Projected costs @ 40% increase: $2.99 orange juice – $4.19, $19.99 shirt – $27.9    $49.99 toaster oven – $69.99,  $100.00 bag of groceries – $140.00,  $500.00 TV- $700. 1999.00 fridge – $2,798.60, $22,500.00 car – $31,500.00, $165,000. house – $231,000.  2.65 million dollar Ferrari – $3,710,000.00,   a  25 million dollar Hollywood mansion now becomes 35 million. (But remember, if you can afford it now you should be able to afford it then because your wages will go up too. Only the numbers change.)

Perhaps the fairest way to raise the minimum wage would be to automatically tie it to increases in the actual cost of living.
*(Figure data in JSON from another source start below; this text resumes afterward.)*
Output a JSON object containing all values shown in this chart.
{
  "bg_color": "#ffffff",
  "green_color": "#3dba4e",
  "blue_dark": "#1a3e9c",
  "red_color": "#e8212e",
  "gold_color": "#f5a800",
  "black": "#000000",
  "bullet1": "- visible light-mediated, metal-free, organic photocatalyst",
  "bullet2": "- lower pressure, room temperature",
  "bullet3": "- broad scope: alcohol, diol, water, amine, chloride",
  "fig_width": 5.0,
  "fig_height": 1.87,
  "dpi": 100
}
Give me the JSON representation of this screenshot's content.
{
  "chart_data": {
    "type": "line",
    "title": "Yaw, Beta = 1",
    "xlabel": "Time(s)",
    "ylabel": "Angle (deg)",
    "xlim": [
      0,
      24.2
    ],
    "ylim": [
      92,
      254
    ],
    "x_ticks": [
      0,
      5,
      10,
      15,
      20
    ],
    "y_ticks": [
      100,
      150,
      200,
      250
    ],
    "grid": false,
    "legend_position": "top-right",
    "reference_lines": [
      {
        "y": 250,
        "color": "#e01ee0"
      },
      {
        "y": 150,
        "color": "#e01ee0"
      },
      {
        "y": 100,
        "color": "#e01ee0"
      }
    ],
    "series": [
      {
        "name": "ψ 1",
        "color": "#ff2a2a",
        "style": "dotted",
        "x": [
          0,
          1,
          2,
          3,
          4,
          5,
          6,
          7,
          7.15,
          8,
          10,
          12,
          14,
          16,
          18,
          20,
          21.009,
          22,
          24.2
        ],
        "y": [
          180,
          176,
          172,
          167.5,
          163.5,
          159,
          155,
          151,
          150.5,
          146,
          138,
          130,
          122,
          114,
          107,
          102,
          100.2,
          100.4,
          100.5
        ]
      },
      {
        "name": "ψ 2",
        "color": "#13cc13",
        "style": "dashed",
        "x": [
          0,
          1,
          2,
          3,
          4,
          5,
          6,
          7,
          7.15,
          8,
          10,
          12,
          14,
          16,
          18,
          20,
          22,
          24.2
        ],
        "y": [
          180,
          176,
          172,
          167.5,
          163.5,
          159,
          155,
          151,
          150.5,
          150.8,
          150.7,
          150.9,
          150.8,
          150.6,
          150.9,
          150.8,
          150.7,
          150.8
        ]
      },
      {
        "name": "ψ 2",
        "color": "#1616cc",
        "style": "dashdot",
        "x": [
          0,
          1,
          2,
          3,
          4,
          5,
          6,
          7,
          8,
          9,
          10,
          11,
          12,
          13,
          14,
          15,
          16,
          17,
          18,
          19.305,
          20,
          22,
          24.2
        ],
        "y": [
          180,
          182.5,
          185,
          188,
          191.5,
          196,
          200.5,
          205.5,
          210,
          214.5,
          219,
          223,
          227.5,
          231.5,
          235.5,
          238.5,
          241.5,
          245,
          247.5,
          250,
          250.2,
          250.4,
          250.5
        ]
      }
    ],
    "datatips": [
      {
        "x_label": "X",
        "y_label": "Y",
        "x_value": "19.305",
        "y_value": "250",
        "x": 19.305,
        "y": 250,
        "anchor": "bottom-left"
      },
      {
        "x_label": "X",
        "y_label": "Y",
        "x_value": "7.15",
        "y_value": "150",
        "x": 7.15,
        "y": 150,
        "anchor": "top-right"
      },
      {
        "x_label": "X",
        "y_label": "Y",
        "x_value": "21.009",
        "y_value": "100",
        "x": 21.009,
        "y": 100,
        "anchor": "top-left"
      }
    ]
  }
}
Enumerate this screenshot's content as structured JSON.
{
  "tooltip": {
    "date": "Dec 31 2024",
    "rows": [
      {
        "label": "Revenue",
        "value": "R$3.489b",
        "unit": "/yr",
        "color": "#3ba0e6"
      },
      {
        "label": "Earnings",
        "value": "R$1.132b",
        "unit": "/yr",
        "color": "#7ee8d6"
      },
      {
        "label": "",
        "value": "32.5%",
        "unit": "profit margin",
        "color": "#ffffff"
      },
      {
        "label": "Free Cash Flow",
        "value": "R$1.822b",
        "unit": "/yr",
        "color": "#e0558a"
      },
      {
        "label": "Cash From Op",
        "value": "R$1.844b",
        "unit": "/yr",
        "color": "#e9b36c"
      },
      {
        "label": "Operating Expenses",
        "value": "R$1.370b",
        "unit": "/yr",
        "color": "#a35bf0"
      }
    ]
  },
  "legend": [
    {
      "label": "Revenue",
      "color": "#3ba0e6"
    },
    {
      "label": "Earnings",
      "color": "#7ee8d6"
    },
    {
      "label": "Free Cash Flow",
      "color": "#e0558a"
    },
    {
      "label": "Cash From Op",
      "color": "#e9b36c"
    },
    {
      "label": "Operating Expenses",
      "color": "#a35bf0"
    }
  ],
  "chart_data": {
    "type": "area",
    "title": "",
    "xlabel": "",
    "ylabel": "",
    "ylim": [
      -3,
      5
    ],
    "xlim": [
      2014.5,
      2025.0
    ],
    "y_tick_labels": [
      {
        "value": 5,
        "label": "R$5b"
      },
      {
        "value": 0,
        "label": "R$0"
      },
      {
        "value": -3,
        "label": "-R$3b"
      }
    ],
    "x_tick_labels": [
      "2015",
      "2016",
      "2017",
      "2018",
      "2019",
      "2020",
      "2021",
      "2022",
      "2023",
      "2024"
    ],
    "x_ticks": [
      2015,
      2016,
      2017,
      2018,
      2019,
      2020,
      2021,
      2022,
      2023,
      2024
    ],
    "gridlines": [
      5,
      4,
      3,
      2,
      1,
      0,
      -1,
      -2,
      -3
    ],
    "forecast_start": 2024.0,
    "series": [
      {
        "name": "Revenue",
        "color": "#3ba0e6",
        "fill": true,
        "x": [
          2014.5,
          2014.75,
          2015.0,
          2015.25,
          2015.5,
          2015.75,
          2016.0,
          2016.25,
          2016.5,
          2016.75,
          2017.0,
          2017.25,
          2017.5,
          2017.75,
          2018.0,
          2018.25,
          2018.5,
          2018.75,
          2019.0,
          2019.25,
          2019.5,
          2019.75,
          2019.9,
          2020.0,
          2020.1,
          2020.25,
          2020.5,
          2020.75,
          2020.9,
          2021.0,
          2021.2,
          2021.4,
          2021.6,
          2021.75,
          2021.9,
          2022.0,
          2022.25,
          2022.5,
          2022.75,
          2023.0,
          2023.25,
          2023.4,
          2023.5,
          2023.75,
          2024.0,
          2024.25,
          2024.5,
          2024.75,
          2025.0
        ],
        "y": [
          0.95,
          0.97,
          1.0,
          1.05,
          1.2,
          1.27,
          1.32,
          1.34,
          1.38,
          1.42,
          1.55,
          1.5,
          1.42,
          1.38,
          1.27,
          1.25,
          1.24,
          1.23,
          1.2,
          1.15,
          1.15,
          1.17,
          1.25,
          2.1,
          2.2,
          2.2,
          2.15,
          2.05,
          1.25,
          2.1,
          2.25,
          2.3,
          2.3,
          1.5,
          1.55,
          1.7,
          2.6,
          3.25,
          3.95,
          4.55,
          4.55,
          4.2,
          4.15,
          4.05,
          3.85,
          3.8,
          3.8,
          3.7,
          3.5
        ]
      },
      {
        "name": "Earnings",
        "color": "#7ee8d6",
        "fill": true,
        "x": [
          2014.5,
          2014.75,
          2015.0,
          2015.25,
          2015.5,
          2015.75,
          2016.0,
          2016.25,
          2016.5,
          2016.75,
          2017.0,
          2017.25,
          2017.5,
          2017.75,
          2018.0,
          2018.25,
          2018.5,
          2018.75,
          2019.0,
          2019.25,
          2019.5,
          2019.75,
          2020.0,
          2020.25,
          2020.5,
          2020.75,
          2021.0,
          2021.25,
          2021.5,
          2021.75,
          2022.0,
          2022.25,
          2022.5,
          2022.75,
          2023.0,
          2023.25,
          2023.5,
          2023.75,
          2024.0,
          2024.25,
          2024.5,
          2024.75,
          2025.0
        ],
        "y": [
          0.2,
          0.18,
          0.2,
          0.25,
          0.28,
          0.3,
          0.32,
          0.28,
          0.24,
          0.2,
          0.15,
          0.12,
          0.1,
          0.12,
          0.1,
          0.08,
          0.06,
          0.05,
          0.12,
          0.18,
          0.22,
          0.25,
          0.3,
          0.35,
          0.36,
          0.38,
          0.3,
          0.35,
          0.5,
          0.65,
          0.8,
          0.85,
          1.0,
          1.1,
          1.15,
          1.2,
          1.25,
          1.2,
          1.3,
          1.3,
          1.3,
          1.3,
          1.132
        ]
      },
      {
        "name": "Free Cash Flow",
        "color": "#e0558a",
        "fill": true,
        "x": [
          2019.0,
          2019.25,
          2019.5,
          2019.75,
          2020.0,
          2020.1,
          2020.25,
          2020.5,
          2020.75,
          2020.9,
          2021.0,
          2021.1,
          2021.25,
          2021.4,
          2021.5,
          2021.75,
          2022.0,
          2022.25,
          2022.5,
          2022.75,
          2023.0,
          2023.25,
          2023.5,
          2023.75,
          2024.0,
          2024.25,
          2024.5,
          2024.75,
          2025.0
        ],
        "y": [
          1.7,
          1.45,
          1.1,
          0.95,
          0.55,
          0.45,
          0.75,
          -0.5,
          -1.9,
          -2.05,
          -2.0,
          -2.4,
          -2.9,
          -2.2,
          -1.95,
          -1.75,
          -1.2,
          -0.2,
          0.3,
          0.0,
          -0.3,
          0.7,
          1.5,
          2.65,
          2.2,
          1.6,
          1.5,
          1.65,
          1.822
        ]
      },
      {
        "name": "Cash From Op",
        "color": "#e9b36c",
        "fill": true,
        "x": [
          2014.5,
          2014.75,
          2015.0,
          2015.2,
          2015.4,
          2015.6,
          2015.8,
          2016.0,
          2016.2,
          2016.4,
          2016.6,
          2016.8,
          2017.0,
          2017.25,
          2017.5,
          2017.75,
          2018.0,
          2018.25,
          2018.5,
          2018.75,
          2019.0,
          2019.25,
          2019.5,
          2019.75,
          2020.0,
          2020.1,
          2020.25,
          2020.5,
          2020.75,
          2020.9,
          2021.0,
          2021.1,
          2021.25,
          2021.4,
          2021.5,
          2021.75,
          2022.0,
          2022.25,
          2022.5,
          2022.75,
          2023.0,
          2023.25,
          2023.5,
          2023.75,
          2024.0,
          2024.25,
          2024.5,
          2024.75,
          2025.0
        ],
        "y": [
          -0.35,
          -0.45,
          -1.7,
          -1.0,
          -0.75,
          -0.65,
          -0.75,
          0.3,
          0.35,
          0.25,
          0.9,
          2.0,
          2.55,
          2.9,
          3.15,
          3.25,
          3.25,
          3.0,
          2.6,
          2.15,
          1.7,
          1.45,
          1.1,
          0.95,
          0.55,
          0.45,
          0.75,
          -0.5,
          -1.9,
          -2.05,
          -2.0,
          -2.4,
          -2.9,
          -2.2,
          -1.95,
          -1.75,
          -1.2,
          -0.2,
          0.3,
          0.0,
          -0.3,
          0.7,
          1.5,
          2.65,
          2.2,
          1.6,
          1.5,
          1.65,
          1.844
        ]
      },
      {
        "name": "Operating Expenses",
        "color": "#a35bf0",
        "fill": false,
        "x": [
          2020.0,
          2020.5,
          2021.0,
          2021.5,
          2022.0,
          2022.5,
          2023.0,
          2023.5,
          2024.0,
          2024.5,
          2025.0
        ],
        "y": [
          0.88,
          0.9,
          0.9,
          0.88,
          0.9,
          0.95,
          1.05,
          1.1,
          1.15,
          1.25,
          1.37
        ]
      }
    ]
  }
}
Say the wage is $5.15 (as it is), and last years inflation rate was 6%. Then the rate should go up to $5.46. An since wage increases drive inflation as a correction you would have to discount that 6% from any increase to the cost of living the next year. So if inflation the next year was 10% you take away the 6% from it and increase the wage to $5.68 per hour (true cost of living increase). If the cost of living doesn’t go up, are for some reason were to fall, the wage would stay the same. Raising the wage in this way would avoid the shock to the economy that the increases have caused  in the past. It wouldn’t so negatively effect the elderly, fixed income groups either. Extraordinary short term spikes to the economy (such as during wartime, or a embargo such as happened during the nineteen seventies) could be held in check by limited freezes to the automatic increases. And, too, we wouldn’t have to revisit this issue each and every election time.

See, really, costs are based on the X factor. If a company wants to make a profit of X, then whatever the costs are, prices or employees will be adjusted to the level that will allow the company to make X. For the most part supply and demand are factors used in figuring production levels, not prices.